Creating a non-profit under the best of times can be a challenge. To get a non-profit off the ground in current conditions required quick thinking and persistent action. The idea was a simple answer to a significant problem—providing iPads and iPhones to patients without access to smart devices. The execution, however, would require many steps. “There was a lot to figure out in terms of how to get these devices wiped correctly, cleaned to hospital standards, configured with the hospitals’ software, video chat app installation, and setup. When it was just me running this idea, it would have been nearly impossible to do it all.” Suner soon connected with a family friend that connected him to the Rhode Island Medical Society.
While getting the medical society on board for the project took time, the rewards for the fledgling non-profit were on the horizon. Suner reached out to fellow New Hampton School classmate Christopher Fridlington ’19, who he’d been friends with since freshman year. Fridlington, with his strong background in coding, design, and website architecture, worked in close connection with Suner and their contact at the RI Medical Society to bring COVID Connectors to life online.
Systems and support
With the knowledge that there were patients in immediate need, the collaboration to stage the website would be crucial to their exposure and success. Fridlington shares, “We needed to act quickly to fulfill the urgent need of patients. This meant we were often solving problems as they were occurring. An additional challenge was coordinating the various logistical details between myself, Rory Merritt (a professor at Brown who was heading up the logistics effort), Kaya, and the Rhode Island Medical Society. I quickly discovered that in order to create an efficient website that I would need to understand each facet of the project, which led me to collaborate with Rory on the logistics of device collection and processing.”
Describing the collaboration as intimidating at first, the group was able to quickly acclimate to the fast pace and ongoing refinements. Changes in logistics meant changes to the website, repeatedly affecting the content and bringing it closer to the final form. All said, the site was designed, built, and launched in just under 36 hours. “As you can imagine, this was quite a technical challenge. But knowing that my efforts could positively impact someone else’s life drove me.”
Fridlington and Suner are both reflective of this experience. Now just over a week into this creation, they are mindful of the power of the impact this will have on families separated by contagion, as well as the hospital networks helping to implement the devices. Fridlington shares, “Our efforts though, pale in comparison to the doctors and nurses working with the Rhode Island Medical Society to deploy these devices to patients in need. This is all in addition to working their normal shifts at the hospitals. They are the real heroes, and they must receive an immense amount of credit for their role. It is a great feeling to know that you helped make a difference in someone’s life.”
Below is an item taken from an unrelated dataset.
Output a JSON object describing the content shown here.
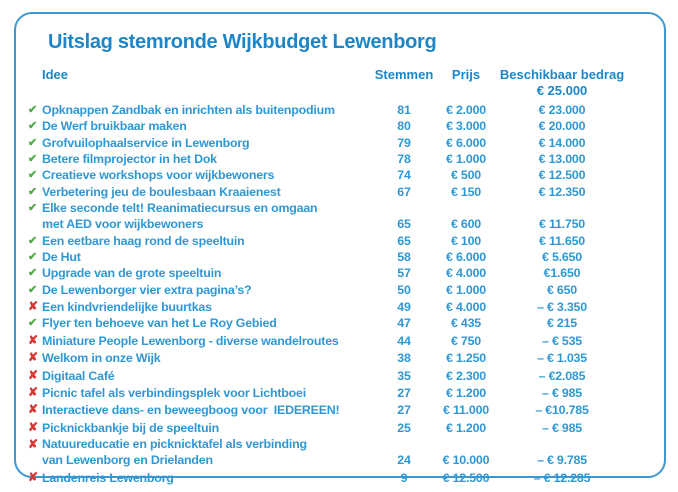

Suner continues as a driving force, grateful for the opportunity to bring this idea forward. And also focused on the momentum that will ensure success through the peak of the pandemic and beyond. Since the launch, Suner is proud to share that COVID Connectors has been embraced by the community. It is already witnessing positive outcomes. Each device from each donor goes toward completing their non-profit’s mission. After one day, they had over 50 device donations and two on-air interviews. Additionally, the Governor of Rhode Island spoke about their efforts in a press briefing. These positive outcomes are the direct result of collaboration, mission commitment, and acting locally.
The impact will provide relief and critical contact for families separated from their loved ones. Suner received news just yesterday that the organization is receiving a major gift donation from Amazon. They pledged a donation of 540 devices toward the cause. “I have heard stories from the hospital about how this is already working. And, honestly, it feels amazing to have the opportunity to see it impact lives.”